Per concludere, com’è la vita di un italiano nella Londra della Brexit?
«All’inizio pensavamo tutti che il primo referendum avrebbe bloccato l’idea sul nascere. Nella grande maggioranza dei casi i londinesi si professano solidali con il resto degli Europei e rimpiangono la decisione, ma ogni tanto capita di incontrare qualche sostenitore della Brexit che, in maniera abbastanza sfrontata, dichiara che così finalmente l’Inghilterra tornerà alle vecchie glorie.

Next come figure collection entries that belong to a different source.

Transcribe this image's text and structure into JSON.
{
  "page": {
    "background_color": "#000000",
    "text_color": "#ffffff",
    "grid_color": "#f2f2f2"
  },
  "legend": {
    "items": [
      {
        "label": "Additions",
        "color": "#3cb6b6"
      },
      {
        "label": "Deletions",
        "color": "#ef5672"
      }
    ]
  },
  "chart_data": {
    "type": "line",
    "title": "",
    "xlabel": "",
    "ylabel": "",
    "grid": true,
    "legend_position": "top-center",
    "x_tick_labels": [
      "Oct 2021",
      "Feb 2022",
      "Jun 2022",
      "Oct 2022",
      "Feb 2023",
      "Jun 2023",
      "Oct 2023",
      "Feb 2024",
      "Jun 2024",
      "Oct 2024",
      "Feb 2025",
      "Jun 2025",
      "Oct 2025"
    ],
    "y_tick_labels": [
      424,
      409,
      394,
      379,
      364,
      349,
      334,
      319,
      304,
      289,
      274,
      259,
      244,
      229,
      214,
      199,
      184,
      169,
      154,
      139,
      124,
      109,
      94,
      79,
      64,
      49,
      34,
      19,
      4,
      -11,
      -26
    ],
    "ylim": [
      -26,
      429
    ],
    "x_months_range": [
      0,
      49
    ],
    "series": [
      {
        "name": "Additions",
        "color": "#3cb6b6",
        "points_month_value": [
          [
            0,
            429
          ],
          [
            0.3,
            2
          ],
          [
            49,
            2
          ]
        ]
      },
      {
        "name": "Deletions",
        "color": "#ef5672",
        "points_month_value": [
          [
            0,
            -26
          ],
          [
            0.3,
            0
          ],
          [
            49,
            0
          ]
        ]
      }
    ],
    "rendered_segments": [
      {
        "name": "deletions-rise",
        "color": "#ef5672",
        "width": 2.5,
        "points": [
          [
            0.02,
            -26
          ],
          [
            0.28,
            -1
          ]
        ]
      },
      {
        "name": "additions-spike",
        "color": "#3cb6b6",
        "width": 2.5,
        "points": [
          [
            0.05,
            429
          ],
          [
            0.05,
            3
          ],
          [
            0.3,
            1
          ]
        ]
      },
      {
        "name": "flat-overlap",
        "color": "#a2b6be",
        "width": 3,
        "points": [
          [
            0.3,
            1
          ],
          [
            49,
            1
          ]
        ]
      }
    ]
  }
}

Nella vita quotidiana, invece, a oggi non è effettivamente cambiato nulla, tranne il calo della sterlina, almeno per chi come noi aveva già un lavoro. Con il Covid questo argomento sembra essere finito nel dimenticatoio. Così per quanto rimanga la preoccupazione sulla disponibilità e i costi di certi prodotti di importazione, sulla facilità di viaggiare e sulla perdita di lavoro/economia, attualmente non ci sono conseguenze reali sulla vita di un italiano che già si trovava a Londra prima della Brexit».